Улицу переходил котёнок. Никто не обратил внимания, как он появился на пути танка. Осторожно, стараясь не запачкать лапок, он перебирался через изрезанную колеями дорогу. Грохот приближался, но котёнок не ускорял походки; состоя в коротком знакомстве со всей бригадой, он чувствовал себя в доброй безопасности; хромота на левую заднюю ногу также замедляла его путешествие. Зверь был явно нестоящий, его и разглядеть трудно было за пластами, глины, а водитель торопился завоевать доверие экипажа. Стало поздно спасать котёнка

или хотя бы кинуть щепкой, если бы нашлась поблизости. На мгновенье все как-бы выросли на вершок, и тогда Литовченко, сработав рычагами, ловко, как, пулю, провёл свои двадцать восемь тонн в узкий промежуток между ветхим колодцем и дурашливым существом, невозмутимо продолжавшим прогулку… Это и был Кис'o, пятый, сверхштатный член экипажа.

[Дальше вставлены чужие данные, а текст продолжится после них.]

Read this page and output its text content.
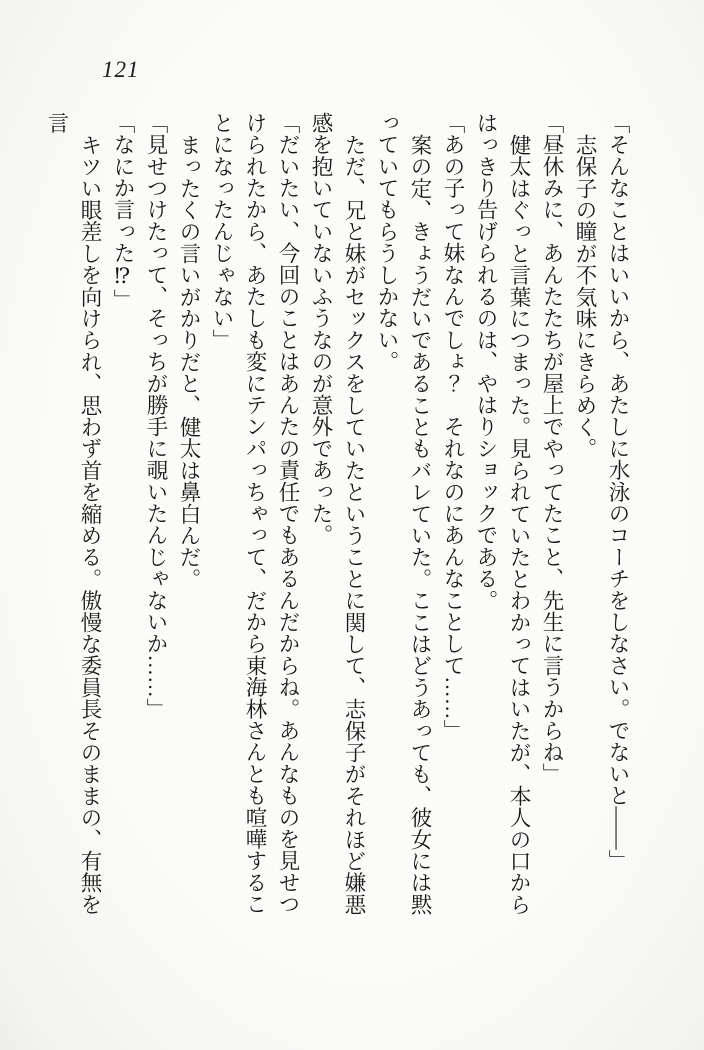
121

「そんなことはいいから、あたしに水泳のコーチをしなさい。でないと――」

志保子の瞳が不気味にきらめく。

「昼休みに、あんたたちが屋上でやってたこと、先生に言うからね」

健太はぐっと言葉につまった。見られていたとわかってはいたが、本人の口からはっきり告げられるのは、やはりショックである。

「あの子って妹なんでしょ？　それなのにあんなことして……」

案の定、きょうだいであることもバレていた。ここはどうあっても、彼女には黙っていてもらうしかない。

ただ、兄と妹がセックスをしていたということに関して、志保子がそれほど嫌悪感を抱いていないふうなのが意外であった。

「だいたい、今回のことはあんたの責任でもあるんだからね。あんなものを見せつけられたから、あたしも変にテンパっちゃって、だから東海林さんとも喧嘩することになったんじゃない」

まったくの言いがかりだと、健太は鼻白んだ。

「見せつけたって、そっちが勝手に覗いたんじゃないか……」

「なにか言った⁉」

キツい眼差しを向けられ、思わず首を縮める。傲慢な委員長そのままの、有無を言
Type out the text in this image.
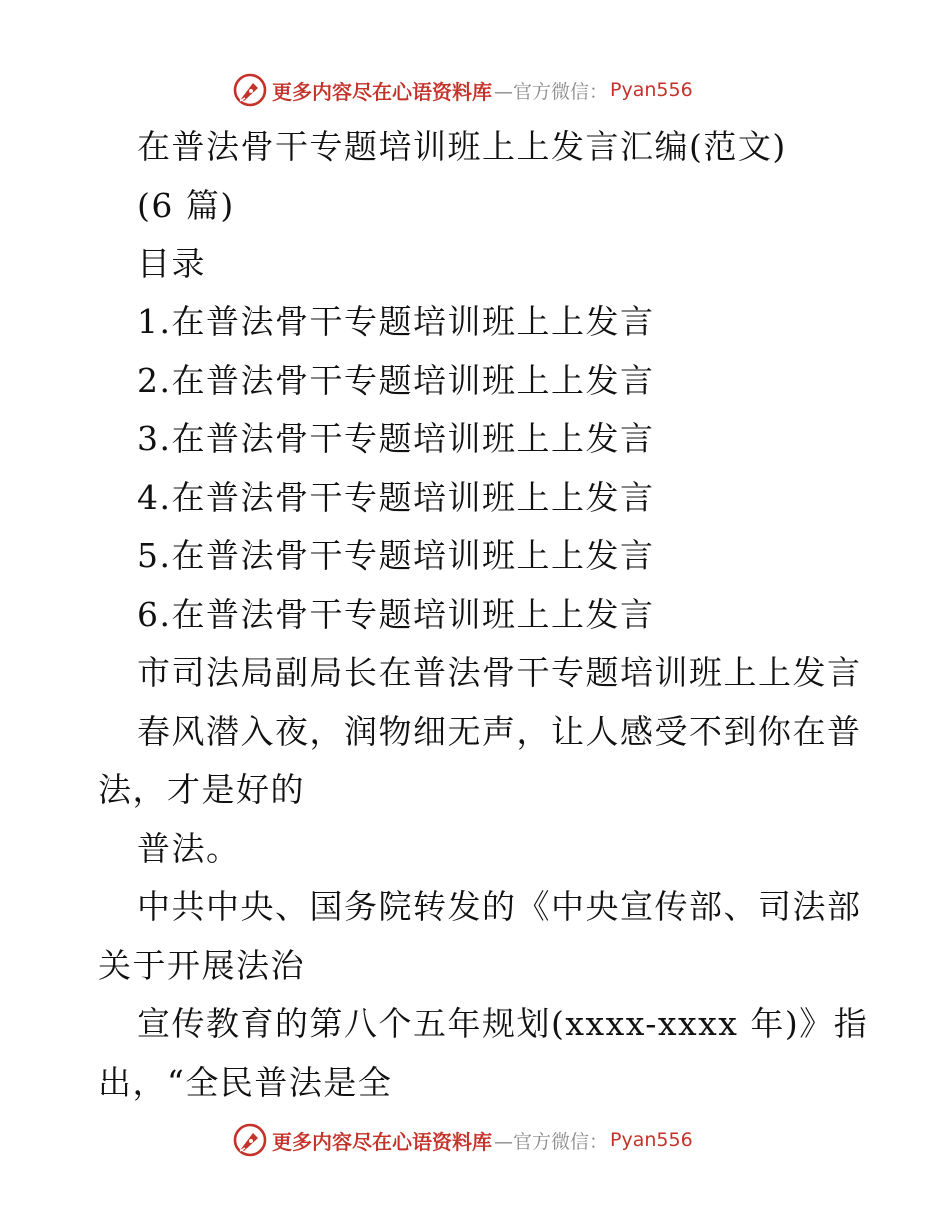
更多内容尽在心语资料库 —官方微信： Pyan556
在普法骨干专题培训班上上发言汇编(范文)
(6 篇)
目录
1.在普法骨干专题培训班上上发言
2.在普法骨干专题培训班上上发言
3.在普法骨干专题培训班上上发言
4.在普法骨干专题培训班上上发言
5.在普法骨干专题培训班上上发言
6.在普法骨干专题培训班上上发言
市司法局副局长在普法骨干专题培训班上上发言
春风潜入夜，润物细无声，让人感受不到你在普
法，才是好的
普法。
中共中央、国务院转发的《中央宣传部、司法部
关于开展法治
宣传教育的第八个五年规划(xxxx-xxxx 年)》指
出，“全民普法是全
更多内容尽在心语资料库 —官方微信： Pyan556
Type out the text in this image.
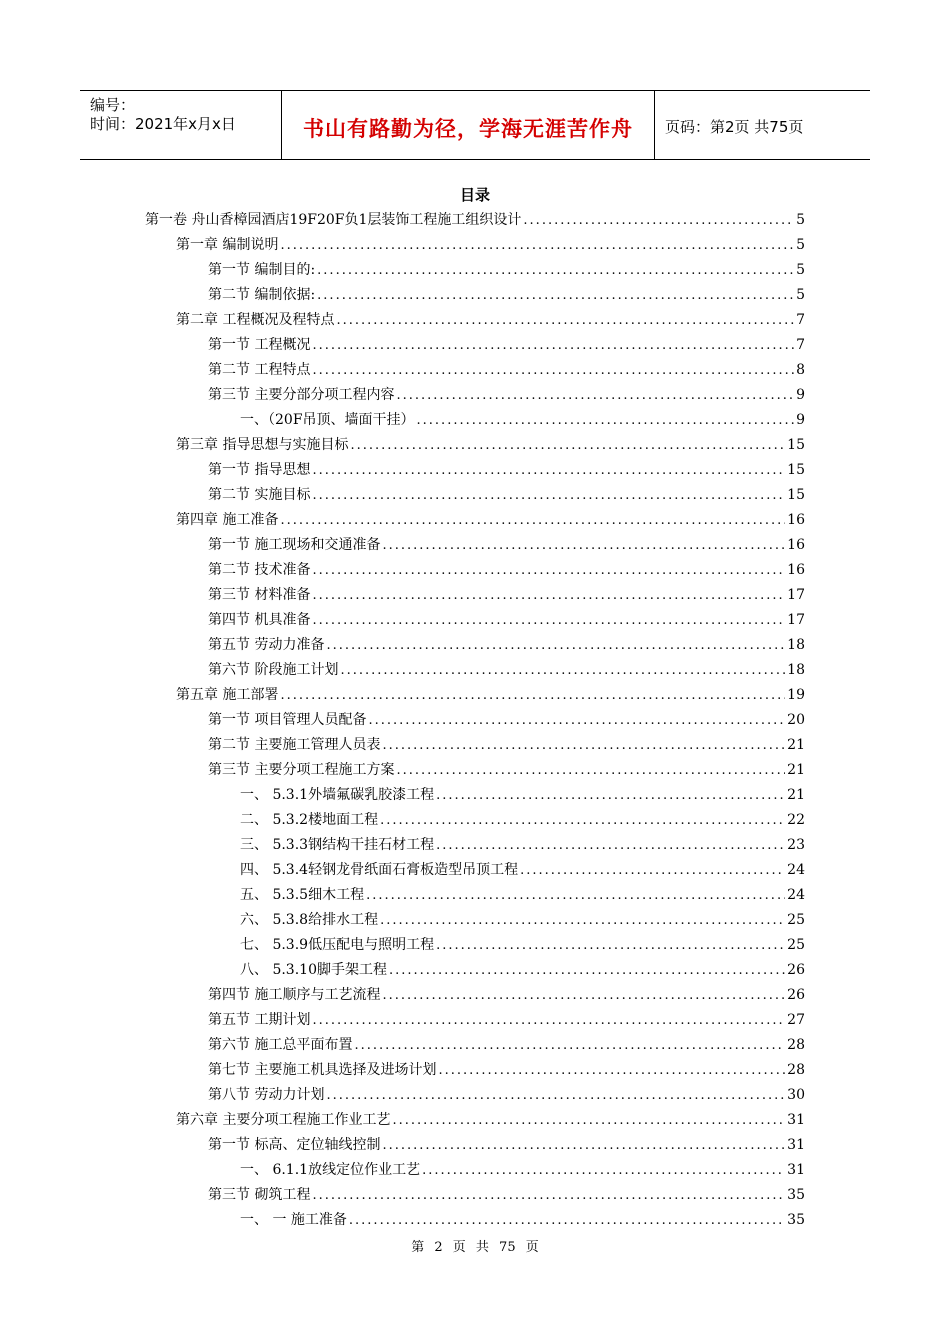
编号：
时间：2021年x月x日	书山有路勤为径，学海无涯苦作舟	页码：第2页 共75页
目录
第一卷 舟山香樟园酒店19F20F负1层装饰工程施工组织设计 .....	5
第一章 编制说明 .....	5
第一节 编制目的: .....	5
第二节 编制依据: .....	5
第二章 工程概况及程特点 .....	7
第一节 工程概况 .....	7
第二节 工程特点 .....	8
第三节 主要分部分项工程内容 .....	9
一、（20F吊顶、墙面干挂） .....	9
第三章 指导思想与实施目标 .....	15
第一节 指导思想 .....	15
第二节 实施目标 .....	15
第四章 施工准备 .....	16
第一节 施工现场和交通准备 .....	16
第二节 技术准备 .....	16
第三节 材料准备 .....	17
第四节 机具准备 .....	17
第五节 劳动力准备 .....	18
第六节 阶段施工计划 .....	18
第五章 施工部署 .....	19
第一节 项目管理人员配备 .....	20
第二节 主要施工管理人员表 .....	21
第三节 主要分项工程施工方案 .....	21
一、 5.3.1外墙氟碳乳胶漆工程 .....	21
二、 5.3.2楼地面工程 .....	22
三、 5.3.3钢结构干挂石材工程 .....	23
四、 5.3.4轻钢龙骨纸面石膏板造型吊顶工程 .....	24
五、 5.3.5细木工程 .....	24
六、 5.3.8给排水工程 .....	25
七、 5.3.9低压配电与照明工程 .....	25
八、 5.3.10脚手架工程 .....	26
第四节 施工顺序与工艺流程 .....	26
第五节 工期计划 .....	27
第六节 施工总平面布置 .....	28
第七节 主要施工机具选择及进场计划 .....	28
第八节 劳动力计划 .....	30
第六章 主要分项工程施工作业工艺 .....	31
第一节 标高、定位轴线控制 .....	31
一、 6.1.1放线定位作业工艺 .....	31
第三节 砌筑工程 .....	35
一、 一 施工准备 .....	35
第 2 页 共 75 页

Если бы не война, где особо ценят всякое проявление жизни, Кис'o не сделал бы такой карьеры. Был он головаст, кошачьей грацией или подхалимством не обладал и, вдобавок, отличался крайне непрактичной бело-рыжей мастью. За ухом у него образовалось несмываемое пятно от ласкательных прикосновений танкистских пальцев. В штаб корпуса эта смешная фигура пришла из сожжённой деревни, где ещё дымились головешки, — её последний житель, вышедший приветствовать освободителей! Нельзя было немцам ни сожрать его, ни угнать на каторгу, и, видимо, убийца пожалел на него патрона. Кто-то сунул зверя за пазуху, скорее для забавы, чем из милосердия; через неделю ему подбили ногу при бомбёжке на Кромской операции, а фронтовики умеют окружать незаметной и трогательной заботкой всякого, кто делит с ними опасности военного существования. Повидимому, новое его имя было образовано из слова Кацо, друг. Кис'o быстро сдружился со всеми, и если не дремал на кухне, обдумывая очередные мероприятия по борьбе с мышами, от которых в том году приходилось даже окапывать землянки, то изучал окрестность, навешал в непогоду часовых или запросто заходил в штаб посидеть у главного хозяина на карте. Лично ему больше всего нравилось, чтобы член военного совета гладил его своей пятернёй, способной привести в замешательство любого нибелунга. Однако после того как Кис'o, решив поделиться с хозяином добычей, разложил у него рядком на байковом одеяле шесть штук безжизненных мышей, его постиг гремучий гнев богов. Случилось это ровно через сутки после обрядинского падения: они как-то снюхались в тот горестный вечер, и оба решили, что штабная работа не соответствует их деятельным натурам. К сожалению, Кис'o малярией не болел и с негодованием отверг те пять капель обрядинского лекарства, которые башнёр якобы пытался влить в горло приятелю. Впрочем, иные шутники по-другому объясняли происхождение царапин на обрядинском лбу: Обрядин покидал на селе двух красоток разом.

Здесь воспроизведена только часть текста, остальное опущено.